The Reserve Bank of Australia appears set to cut official interest rates within weeks if unemployment continues to hover at 5 per cent.
In a speech on Tuesday, RBA Governor Philip Lowe said “a decrease … would likely be appropriate” as early as June.
It would be the first move since rates were cut to their record low 1.5 per cent in August 2016.
Dr Lowe’s speech followed the release of the minutes from the RBA board’s May 7 monetary policy meeting, which showed board members “discussed the scenario where inflation did not move any higher and unemployment trended up, recognising that in those circumstances a decrease in the cash rate would likely be appropriate”.
With the RBA having held the cash rate at its record low 1.5 per cent for a 33rd straight month, official data subsequently showed unemployment had instead risen to a worse-than-expected 5.2 per cent in April.
“A lower cash rate would support employment growth and bring forward the time when inflation is consistent with the target,” Dr Lowe said.
“Given this assessment, at our meeting in two weeks’ time, we will consider the case for lower interest rates.”

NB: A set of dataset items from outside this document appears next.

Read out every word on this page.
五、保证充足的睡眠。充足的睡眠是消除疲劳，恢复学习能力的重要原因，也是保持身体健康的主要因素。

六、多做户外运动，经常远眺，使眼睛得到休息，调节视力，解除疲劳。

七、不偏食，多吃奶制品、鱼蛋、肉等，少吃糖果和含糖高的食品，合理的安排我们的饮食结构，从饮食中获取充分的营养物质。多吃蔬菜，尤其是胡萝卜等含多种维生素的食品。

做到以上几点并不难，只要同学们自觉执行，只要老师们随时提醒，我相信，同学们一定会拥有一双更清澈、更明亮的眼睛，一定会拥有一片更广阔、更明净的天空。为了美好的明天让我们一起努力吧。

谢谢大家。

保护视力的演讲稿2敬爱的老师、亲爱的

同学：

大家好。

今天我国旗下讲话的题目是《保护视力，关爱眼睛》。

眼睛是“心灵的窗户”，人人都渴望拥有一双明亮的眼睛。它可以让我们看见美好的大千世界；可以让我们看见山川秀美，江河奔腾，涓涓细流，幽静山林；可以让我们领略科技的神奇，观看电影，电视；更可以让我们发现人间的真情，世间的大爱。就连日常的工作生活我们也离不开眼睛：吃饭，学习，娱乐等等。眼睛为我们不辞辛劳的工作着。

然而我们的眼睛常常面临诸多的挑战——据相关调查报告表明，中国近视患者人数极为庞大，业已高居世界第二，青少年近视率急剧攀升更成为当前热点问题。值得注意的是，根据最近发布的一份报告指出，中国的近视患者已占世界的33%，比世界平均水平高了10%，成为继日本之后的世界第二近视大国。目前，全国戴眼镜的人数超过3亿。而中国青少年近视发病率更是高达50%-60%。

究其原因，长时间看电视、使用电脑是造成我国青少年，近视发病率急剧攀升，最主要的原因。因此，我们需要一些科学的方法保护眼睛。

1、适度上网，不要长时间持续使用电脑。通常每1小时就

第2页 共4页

Cuts predicted for June, August
Ryan Felsman, a senior economist with Commonwealth Bank stockbroking arm CommSec, said the Reserve Bank was “likely to cut interest rates at both the June and August board meetings”, pending employment data.
“The Reserve Bank governor had previously thought that if unemployment fell below 5 per cent, then inflation was likely to rise,” Mr Felsman said.
“The governor now believes that the jobless rate can fall further without leading to a spike in inflation.”
Mr Felsman noted that consumer confidence is “OK without being super-positive”, but the RBA board meeting minutes paint a “decidedly less upbeat” picture than previous iterations.
“With inflation contained, consumer spending restrained, the global economic backdrop less favourable due to trade tensions and weaker leading indicators of jobs growth, further monetary policy support for the economy is required,” Mr Felsman said.
“Proposed tax cuts, infrastructure spending and policies to support the housing market are providing additional stimulus.”
NAB markets economist Kaixin Owyong similarly predicted a 25 basis point rate cut in June, noting the minutes had dropped the reference to “not a strong case” for a near-term move in the cash rate.